This volume provides an up-to-date survey of the field of corpus
linguistics, a field whose methodology has revolutionized much of the
empirical work done in most fields of linguistic study over the past decade.
Corpus linguistics investigates human language by starting out from large
collections of texts - spoken, written, or recorded. These language
corpora, which are now regularly available in electronic form, are the
basis for quantitative and qualitative research on almost any question of
linguistic interest. Many techniques that are in use in corpus linguistics
today are rooted in the tradition of the late 18th and 19th century, when
linguistics began to make use of mathematical and empirical methods. Modern
corpus linguistics has used and developed these methods in close connection
with computer science and computational linguistics.
The handbook sketches the history of corpus linguistics, shows its
potential, discusses its problems, and describes various methods of
collecting, annotating, and searching corpora as well as processing corpus
data.
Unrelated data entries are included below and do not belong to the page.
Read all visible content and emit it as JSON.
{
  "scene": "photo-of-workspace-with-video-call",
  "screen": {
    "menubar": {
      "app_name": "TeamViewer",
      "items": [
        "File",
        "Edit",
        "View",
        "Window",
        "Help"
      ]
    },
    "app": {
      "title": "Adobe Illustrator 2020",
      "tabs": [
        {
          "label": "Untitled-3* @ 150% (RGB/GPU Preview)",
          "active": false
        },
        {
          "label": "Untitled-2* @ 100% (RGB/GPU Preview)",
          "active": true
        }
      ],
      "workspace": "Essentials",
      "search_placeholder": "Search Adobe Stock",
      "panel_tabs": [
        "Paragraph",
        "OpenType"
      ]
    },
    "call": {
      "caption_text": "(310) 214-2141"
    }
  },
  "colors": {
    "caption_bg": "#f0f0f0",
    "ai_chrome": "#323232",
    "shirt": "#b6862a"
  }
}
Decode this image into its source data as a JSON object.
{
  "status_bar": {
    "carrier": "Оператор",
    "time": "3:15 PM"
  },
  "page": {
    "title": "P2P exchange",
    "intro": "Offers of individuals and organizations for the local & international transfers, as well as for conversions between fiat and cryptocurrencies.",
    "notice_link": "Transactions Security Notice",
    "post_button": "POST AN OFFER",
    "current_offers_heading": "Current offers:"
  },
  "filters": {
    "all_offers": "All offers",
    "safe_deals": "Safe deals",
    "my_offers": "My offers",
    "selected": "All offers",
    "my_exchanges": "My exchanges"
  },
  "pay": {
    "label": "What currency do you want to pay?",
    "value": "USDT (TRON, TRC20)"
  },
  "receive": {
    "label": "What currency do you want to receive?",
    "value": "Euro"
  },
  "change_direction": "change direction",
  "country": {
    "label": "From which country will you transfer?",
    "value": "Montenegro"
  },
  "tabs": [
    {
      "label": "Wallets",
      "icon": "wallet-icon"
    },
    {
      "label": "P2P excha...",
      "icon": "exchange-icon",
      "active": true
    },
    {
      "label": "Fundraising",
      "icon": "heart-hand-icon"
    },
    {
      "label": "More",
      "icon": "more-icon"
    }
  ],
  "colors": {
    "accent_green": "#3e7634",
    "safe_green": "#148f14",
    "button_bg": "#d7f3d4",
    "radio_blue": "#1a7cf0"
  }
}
It also reports case studies that illustrate the wide range of
linguistic research questions addressed in corpus linguistics. The over 60
articles included in the handbook are divided into five sections:
(1) the origins and history of corpus linguistics and surveys of its
relationship to central fields of linguistics
(2) corpus compilation
(3) corpus types
(4) preprocessing of corpora
(5) the use and exploitation of corpora.
The final section gives an overview of the results of corpus studies
obtained in phonetics, phonology, morphology, syntax, semantics,
sociolinguistics, historical linguistics, stylometry, dialectology, and
discourse analysis. It also reports on recent advances made in human and
machine translation, contrastive studies, computer-assisted language
learning, and automatic summarization.
The contributors to the volume are internationally known experts in their
respective fields. The handbook is intended for a wide audience ranging
from teachers, university students, and scholars to anyone interested in
the use of computers in linguistic analyses and applications.